Quality of Components and Insert
Outwardly the art looks appealing to children, and instantly shouts ‘family game’. The box art uses a brightly-coloured cartoon style, components are brightly coloured to attract attention, and overall the game is very well presented.
For a straightforward game there is a lot of fun in here; the race element and the dexterity element combine well to create a fast-paced game. The pressure is constantly on, and part of the challenge is trying to complete the formulae yourself whilst simultaneously keeping one eye on what your opponents are doing. At the end of a round, players’ test tubes are not reset, meaning that each player starts each round with a different arrangement of molecules in their tubes. This can lead to some players having an advantage when the next card is flipped. Turning the test tubes upside down successfully can be a challenge in itself for the less sure-handed of us, and with younger children involved then hilarity always ensues when a test tube is dropped and balls are set rolling!
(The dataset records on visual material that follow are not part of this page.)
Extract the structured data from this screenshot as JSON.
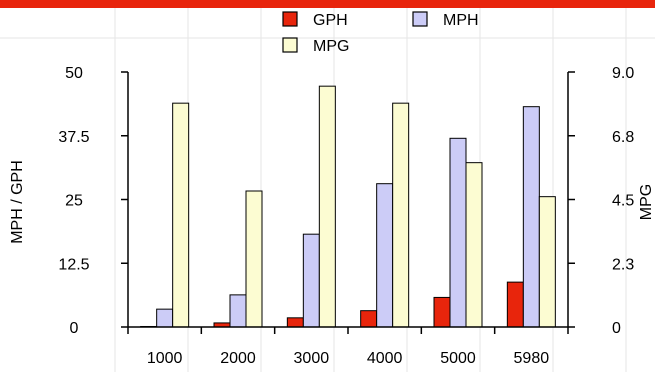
{
  "chart_data": {
    "type": "bar",
    "categories": [
      "1000",
      "2000",
      "3000",
      "4000",
      "5000",
      "5980"
    ],
    "series": [
      {
        "name": "GPH",
        "axis": "left",
        "color": "#e8250c",
        "values": [
          0.1,
          0.8,
          1.8,
          3.2,
          5.8,
          8.8
        ]
      },
      {
        "name": "MPH",
        "axis": "left",
        "color": "#ccccf7",
        "values": [
          3.5,
          6.3,
          18.2,
          28.1,
          37.0,
          43.2
        ]
      },
      {
        "name": "MPG",
        "axis": "right",
        "color": "#fcfcd2",
        "values": [
          7.9,
          4.8,
          8.5,
          7.9,
          5.8,
          4.6
        ]
      }
    ],
    "ylabel": "MPH / GPH",
    "y2label": "MPG",
    "ylim": [
      0,
      50
    ],
    "y2lim": [
      0,
      9.0
    ],
    "yticks": [
      "0",
      "12.5",
      "25",
      "37.5",
      "50"
    ],
    "y2ticks": [
      "0",
      "2.3",
      "4.5",
      "6.8",
      "9.0"
    ],
    "grid": "vertical",
    "legend_position": "top-center"
  }
}
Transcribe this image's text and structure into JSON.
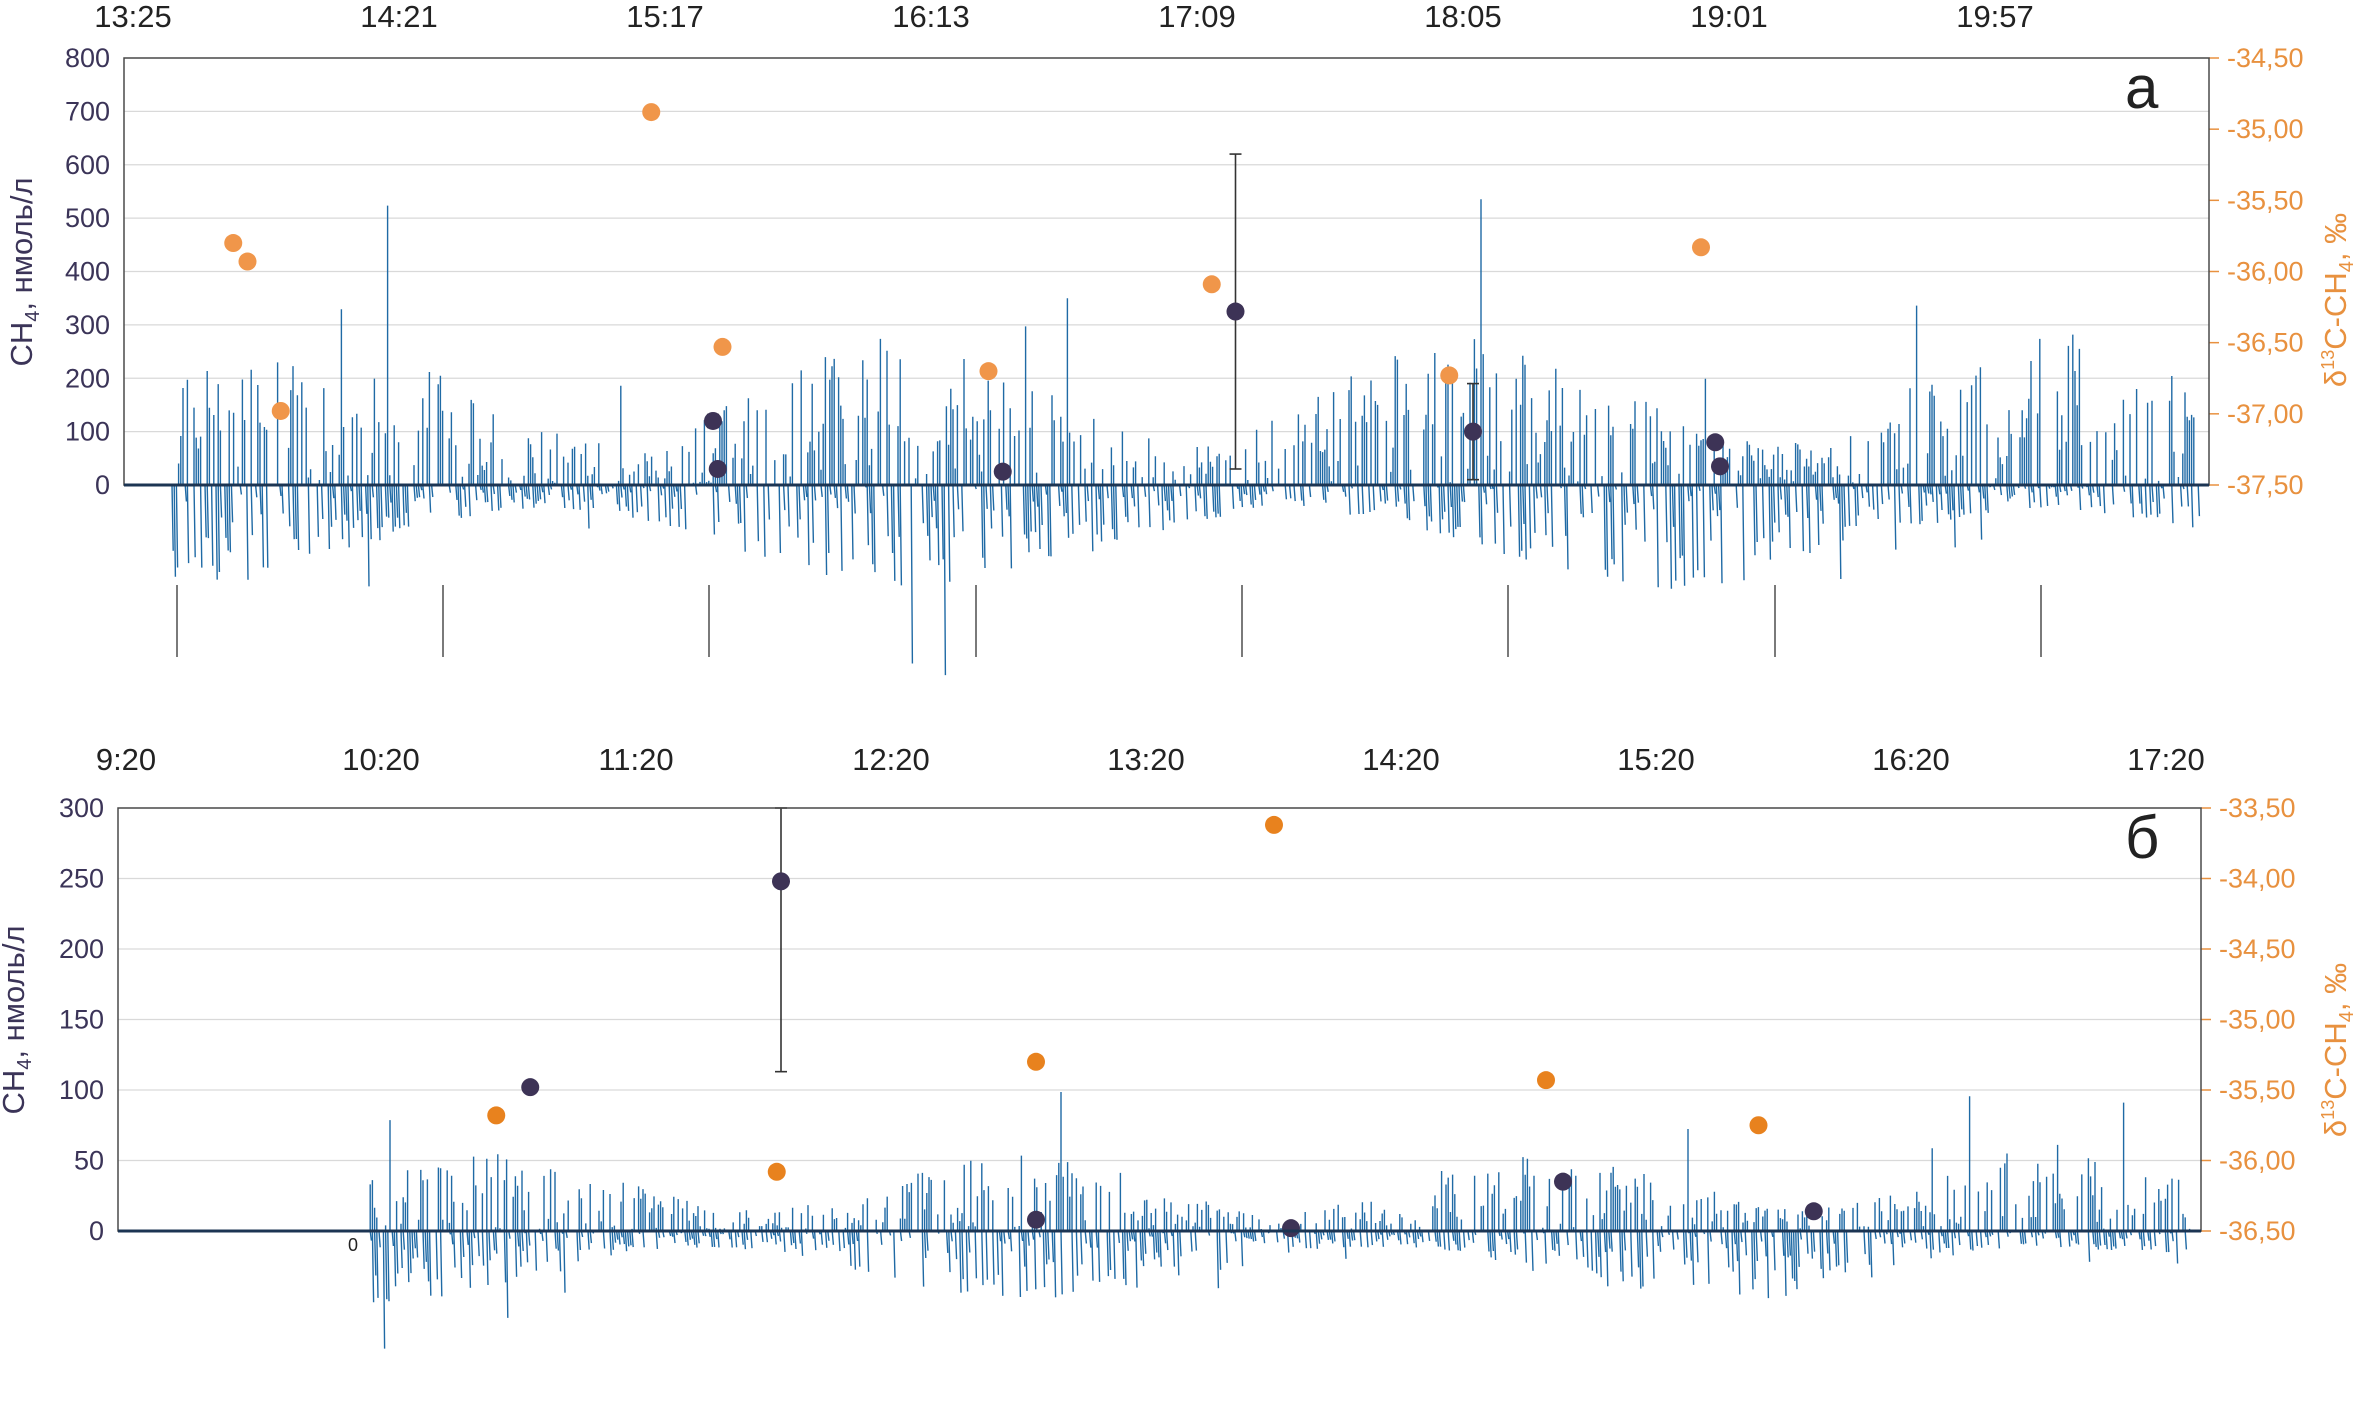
{
  "chart_data": [
    {
      "panel_label": "а",
      "type": "scatter",
      "top_time_axis": [
        "13:25",
        "14:21",
        "15:17",
        "16:13",
        "17:09",
        "18:05",
        "19:01",
        "19:57"
      ],
      "ylabel": "CH4, нмоль/л",
      "ylabel_parts": {
        "main": "CH",
        "sub": "4",
        "rest": ", нмоль/л"
      },
      "ylim": [
        0,
        800
      ],
      "yticks": [
        0,
        100,
        200,
        300,
        400,
        500,
        600,
        700,
        800
      ],
      "y2label_parts": {
        "delta": "δ",
        "sup": "13",
        "main": "C-CH",
        "sub": "4",
        "rest": ", ‰"
      },
      "y2lim": [
        -37.5,
        -34.5
      ],
      "y2ticks": [
        "-37,50",
        "-37,00",
        "-36,50",
        "-36,00",
        "-35,50",
        "-35,00",
        "-34,50"
      ],
      "y2tick_values": [
        -37.5,
        -37.0,
        -36.5,
        -36.0,
        -35.5,
        -35.0,
        -34.5
      ],
      "grid": true,
      "colors": {
        "ch4": "#3d3356",
        "d13c": "#f0964a",
        "signal": "#1f6aa5",
        "grid": "#d9d9d9",
        "axis": "#4a4a4a"
      },
      "series": [
        {
          "name": "CH4",
          "axis": "left",
          "points": [
            {
              "t": "15:23",
              "v": 120,
              "err": 12
            },
            {
              "t": "15:24",
              "v": 30
            },
            {
              "t": "16:24",
              "v": 25,
              "err": 8
            },
            {
              "t": "17:13",
              "v": 325,
              "err": 295
            },
            {
              "t": "18:03",
              "v": 100,
              "err": 90
            },
            {
              "t": "18:54",
              "v": 80
            },
            {
              "t": "18:55",
              "v": 35
            }
          ]
        },
        {
          "name": "δ13C-CH4",
          "axis": "right",
          "points": [
            {
              "t": "13:42",
              "v": -35.8
            },
            {
              "t": "13:45",
              "v": -35.93
            },
            {
              "t": "13:52",
              "v": -36.98
            },
            {
              "t": "15:10",
              "v": -34.88
            },
            {
              "t": "15:25",
              "v": -36.53
            },
            {
              "t": "16:21",
              "v": -36.7
            },
            {
              "t": "17:08",
              "v": -36.09
            },
            {
              "t": "17:58",
              "v": -36.73
            },
            {
              "t": "18:51",
              "v": -35.83
            }
          ]
        }
      ]
    },
    {
      "panel_label": "б",
      "type": "scatter",
      "top_time_axis": [
        "9:20",
        "10:20",
        "11:20",
        "12:20",
        "13:20",
        "14:20",
        "15:20",
        "16:20",
        "17:20"
      ],
      "ylabel_parts": {
        "main": "CH",
        "sub": "4",
        "rest": ", нмоль/л"
      },
      "ylim": [
        0,
        300
      ],
      "yticks": [
        0,
        50,
        100,
        150,
        200,
        250,
        300
      ],
      "y2label_parts": {
        "delta": "δ",
        "sup": "13",
        "main": "C-CH",
        "sub": "4",
        "rest": ", ‰"
      },
      "y2lim": [
        -36.5,
        -33.5
      ],
      "y2ticks": [
        "-36,50",
        "-36,00",
        "-35,50",
        "-35,00",
        "-34,50",
        "-34,00",
        "-33,50"
      ],
      "y2tick_values": [
        -36.5,
        -36.0,
        -35.5,
        -35.0,
        -34.5,
        -34.0,
        -33.5
      ],
      "zero_marker": "0",
      "grid": true,
      "colors": {
        "ch4": "#3d3356",
        "d13c": "#e8821e",
        "signal": "#1f6aa5",
        "grid": "#d9d9d9",
        "axis": "#4a4a4a"
      },
      "series": [
        {
          "name": "CH4",
          "axis": "left",
          "points": [
            {
              "t": "10:57",
              "v": 102
            },
            {
              "t": "11:56",
              "v": 248,
              "err": 135
            },
            {
              "t": "12:56",
              "v": 8
            },
            {
              "t": "13:56",
              "v": 2
            },
            {
              "t": "15:00",
              "v": 35
            },
            {
              "t": "15:59",
              "v": 14
            }
          ]
        },
        {
          "name": "δ13C-CH4",
          "axis": "right",
          "points": [
            {
              "t": "10:49",
              "v": -35.68
            },
            {
              "t": "11:55",
              "v": -36.08
            },
            {
              "t": "12:56",
              "v": -35.3
            },
            {
              "t": "13:52",
              "v": -33.62
            },
            {
              "t": "14:56",
              "v": -35.43
            },
            {
              "t": "15:46",
              "v": -35.75
            }
          ]
        }
      ]
    }
  ]
}
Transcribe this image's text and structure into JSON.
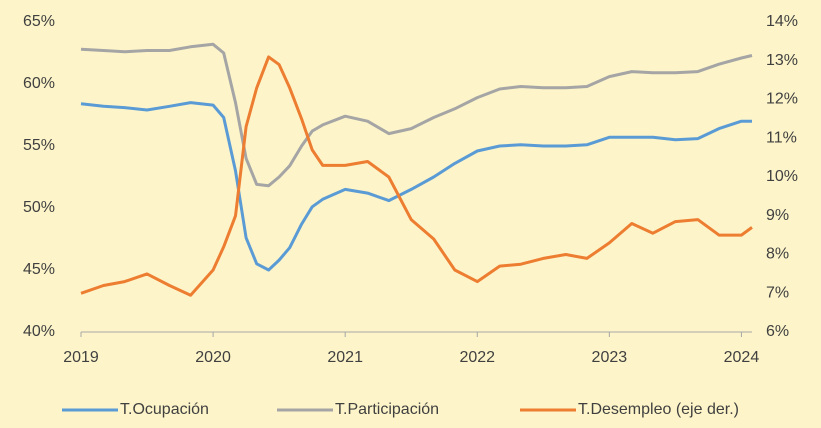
{
  "chart_data": {
    "type": "line",
    "x": [
      2019,
      2019.17,
      2019.33,
      2019.5,
      2019.67,
      2019.83,
      2020,
      2020.08,
      2020.17,
      2020.25,
      2020.33,
      2020.42,
      2020.5,
      2020.58,
      2020.67,
      2020.75,
      2020.83,
      2021,
      2021.17,
      2021.33,
      2021.5,
      2021.67,
      2021.83,
      2022,
      2022.17,
      2022.33,
      2022.5,
      2022.67,
      2022.83,
      2023,
      2023.17,
      2023.33,
      2023.5,
      2023.67,
      2023.83,
      2024,
      2024.08
    ],
    "series": [
      {
        "name": "T.Ocupación",
        "color": "#5b9bd5",
        "axis": "y",
        "values": [
          58.4,
          58.2,
          58.1,
          57.9,
          58.2,
          58.5,
          58.3,
          57.3,
          53.0,
          47.6,
          45.5,
          45.0,
          45.8,
          46.8,
          48.7,
          50.1,
          50.7,
          51.5,
          51.2,
          50.6,
          51.5,
          52.5,
          53.6,
          54.6,
          55.0,
          55.1,
          55.0,
          55.0,
          55.1,
          55.7,
          55.7,
          55.7,
          55.5,
          55.6,
          56.4,
          57.0,
          57.0
        ]
      },
      {
        "name": "T.Participación",
        "color": "#a5a5a5",
        "axis": "y",
        "values": [
          62.8,
          62.7,
          62.6,
          62.7,
          62.7,
          63.0,
          63.2,
          62.5,
          58.5,
          54.0,
          51.9,
          51.8,
          52.5,
          53.4,
          55.0,
          56.2,
          56.7,
          57.4,
          57.0,
          56.0,
          56.4,
          57.3,
          58.0,
          58.9,
          59.6,
          59.8,
          59.7,
          59.7,
          59.8,
          60.6,
          61.0,
          60.9,
          60.9,
          61.0,
          61.6,
          62.1,
          62.3
        ]
      },
      {
        "name": "T.Desempleo (eje der.)",
        "color": "#ed7d31",
        "axis": "y2",
        "values": [
          7.0,
          7.2,
          7.3,
          7.5,
          7.2,
          6.95,
          7.6,
          8.2,
          9.0,
          11.3,
          12.3,
          13.1,
          12.9,
          12.3,
          11.5,
          10.7,
          10.3,
          10.3,
          10.4,
          10.0,
          8.9,
          8.4,
          7.6,
          7.3,
          7.7,
          7.75,
          7.9,
          8.0,
          7.9,
          8.3,
          8.8,
          8.55,
          8.85,
          8.9,
          8.5,
          8.5,
          8.7
        ]
      }
    ],
    "xlim": [
      2019,
      2024.08
    ],
    "xticks": [
      2019,
      2020,
      2021,
      2022,
      2023,
      2024
    ],
    "ylim": [
      40,
      65
    ],
    "yticks": [
      {
        "value": 40,
        "label": "40%"
      },
      {
        "value": 45,
        "label": "45%"
      },
      {
        "value": 50,
        "label": "50%"
      },
      {
        "value": 55,
        "label": "55%"
      },
      {
        "value": 60,
        "label": "60%"
      },
      {
        "value": 65,
        "label": "65%"
      }
    ],
    "y2lim": [
      6,
      14
    ],
    "y2ticks": [
      {
        "value": 6,
        "label": "6%"
      },
      {
        "value": 7,
        "label": "7%"
      },
      {
        "value": 8,
        "label": "8%"
      },
      {
        "value": 9,
        "label": "9%"
      },
      {
        "value": 10,
        "label": "10%"
      },
      {
        "value": 11,
        "label": "11%"
      },
      {
        "value": 12,
        "label": "12%"
      },
      {
        "value": 13,
        "label": "13%"
      },
      {
        "value": 14,
        "label": "14%"
      }
    ],
    "grid": false,
    "legend": "bottom"
  }
}
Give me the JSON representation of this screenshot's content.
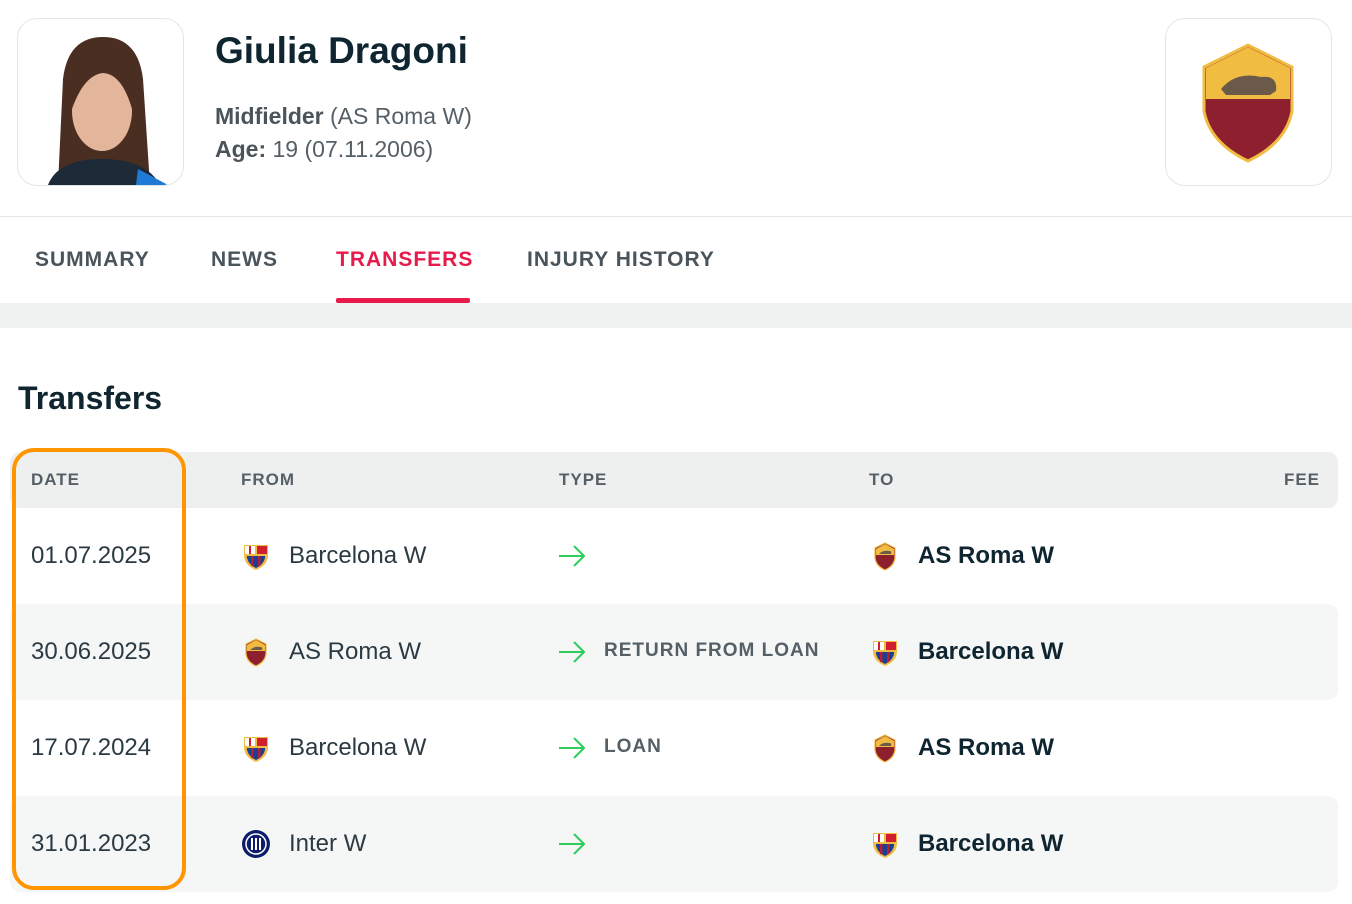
{
  "header": {
    "name": "Giulia Dragoni",
    "position": "Midfielder",
    "team": "(AS Roma W)",
    "age_label": "Age:",
    "age": "19 (07.11.2006)"
  },
  "tabs": [
    "SUMMARY",
    "NEWS",
    "TRANSFERS",
    "INJURY HISTORY"
  ],
  "section_title": "Transfers",
  "table": {
    "columns": [
      "DATE",
      "FROM",
      "TYPE",
      "TO",
      "FEE"
    ],
    "rows": [
      {
        "date": "01.07.2025",
        "from": "Barcelona W",
        "to": "AS Roma W"
      },
      {
        "date": "30.06.2025",
        "from": "AS Roma W",
        "type": "RETURN FROM LOAN",
        "to": "Barcelona W"
      },
      {
        "date": "17.07.2024",
        "from": "Barcelona W",
        "type": "LOAN",
        "to": "AS Roma W"
      },
      {
        "date": "31.01.2023",
        "from": "Inter W",
        "to": "Barcelona W"
      }
    ]
  }
}
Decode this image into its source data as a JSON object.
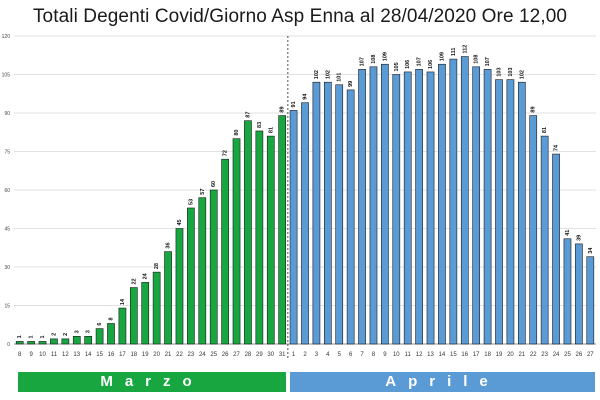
{
  "chart_data": {
    "type": "bar",
    "title": "Totali Degenti Covid/Giorno Asp Enna al 28/04/2020 Ore 12,00",
    "xlabel": "",
    "ylabel": "",
    "ylim": [
      0,
      120
    ],
    "yticks": [
      0,
      15,
      30,
      45,
      60,
      75,
      90,
      105,
      120
    ],
    "grid": true,
    "categories": [
      "8",
      "9",
      "10",
      "11",
      "12",
      "13",
      "14",
      "15",
      "16",
      "17",
      "18",
      "19",
      "20",
      "21",
      "22",
      "23",
      "24",
      "25",
      "26",
      "27",
      "28",
      "29",
      "30",
      "31",
      "1",
      "2",
      "3",
      "4",
      "5",
      "6",
      "7",
      "8",
      "9",
      "10",
      "11",
      "12",
      "13",
      "14",
      "15",
      "16",
      "17",
      "18",
      "19",
      "20",
      "21",
      "22",
      "23",
      "24",
      "25",
      "26",
      "27"
    ],
    "values": [
      1,
      1,
      1,
      2,
      2,
      3,
      3,
      6,
      8,
      14,
      22,
      24,
      28,
      36,
      45,
      53,
      57,
      60,
      72,
      80,
      87,
      83,
      81,
      89,
      91,
      94,
      102,
      102,
      101,
      99,
      107,
      108,
      109,
      105,
      106,
      107,
      106,
      109,
      111,
      112,
      108,
      107,
      103,
      103,
      102,
      89,
      81,
      74,
      41,
      39,
      34
    ],
    "bar_labels": [
      "1",
      "1",
      "1",
      "2",
      "2",
      "3",
      "3",
      "6",
      "8",
      "14",
      "22",
      "24",
      "28",
      "36",
      "45",
      "53",
      "57",
      "60",
      "72",
      "80",
      "87",
      "83",
      "81",
      "89",
      "91",
      "94",
      "102",
      "102",
      "101",
      "99",
      "107",
      "108",
      "109",
      "105",
      "106",
      "107",
      "106",
      "109",
      "111",
      "112",
      "108",
      "107",
      "103",
      "103",
      "102",
      "89",
      "81",
      "74",
      "41",
      "39",
      "34"
    ],
    "months": [
      {
        "label": "Marzo",
        "start": 0,
        "count": 24,
        "color": "#17a640"
      },
      {
        "label": "Aprile",
        "start": 24,
        "count": 27,
        "color": "#5b9bd5"
      }
    ],
    "divider_after_index": 23
  }
}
Difficulty and age range suggestion
This is a very simple game to teach and learn, and children as young as 6 should have no problem grasping the concept. There is significant educational value as well here, in terms of teaching children about forward planning to achieve a goal. The rulebook also contains a couple of alternative rules for more variation, including for solo play.
Dr Eureka is definitely a fun game for all the family. It typically lasts about 10-15 minutes and moves quickly, so is likely to hold younger children’s attention successfully. That said, it’s a game that, although we as adults enjoyed playing it with children, we probably wouldn’t choose to play without them. For what it is, it’s a nice little filler game, but nothing that is going to have us desparate to play it all of the time . If you are a fan of dexterity family games then it’s probably a good choice for you.